My Assometer likes it rich, and going fatter always makes the throttle more responsive at whatever position you check. Problem is they're fat from the get go, and adding fuel going in the wrong direction. After 14K of running happily with the addition of a bit of midrange fuel the pistons and combustion chamber were heavily fouled with carbon. Funny thing was it always would return 50 mpgs even when running so fat, and this engine has impressed me with it's resilience to jetting being rich. It'll run fine even with mixtures so rich you'd think it would balk...but it just runs great.

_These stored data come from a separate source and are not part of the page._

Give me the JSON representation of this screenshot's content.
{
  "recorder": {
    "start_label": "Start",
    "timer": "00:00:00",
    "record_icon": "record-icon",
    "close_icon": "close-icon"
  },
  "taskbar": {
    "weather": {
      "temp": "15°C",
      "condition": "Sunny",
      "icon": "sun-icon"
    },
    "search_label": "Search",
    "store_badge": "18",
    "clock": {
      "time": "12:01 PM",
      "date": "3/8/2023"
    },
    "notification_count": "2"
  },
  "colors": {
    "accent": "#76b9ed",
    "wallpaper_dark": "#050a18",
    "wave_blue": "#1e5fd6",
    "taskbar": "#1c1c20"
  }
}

The only reason we were drilling the STV's was being unsure of how the engine would respond to the additional airflow...which in the end showed it doesn't need the plates at all. Totally removed the engine mapping was fine (still a bit rich to be kind) and the engine runs great. It's a personal decision whether you like the increased power at light throttle that STV removal/drilling gives you, but we've not found anyone yet who decided to put them back in once they tried it with them out.
Advancing the timing does make it pull harder down low, but I think it only makes it more tolerant of the rich fueling and not because the combustion chamber actually wants more lead than stock. Once we bumped the CR to 12.5:1 and leaned the mixture quite a bit mine was tolerant of the 4 degree advance but pulled harder on the top-end with it set back to stock.

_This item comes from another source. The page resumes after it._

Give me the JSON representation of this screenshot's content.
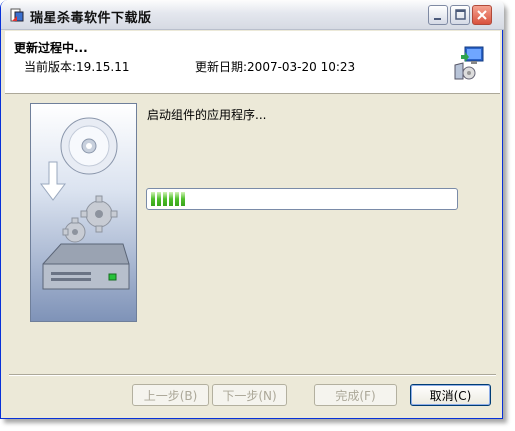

The TSCC type chamber doesn't need a lot of lead...especially with the CR up and I couldn't detect any detonation with the advance....just didn't pull as hard on top. YMMV but if you ever get inside the engine and close down the squish clearance (highly recommended) then retime the cams (again..good stuff) you'll likely find it runs just as well down low without the advanced timing and pulls free-er up on top.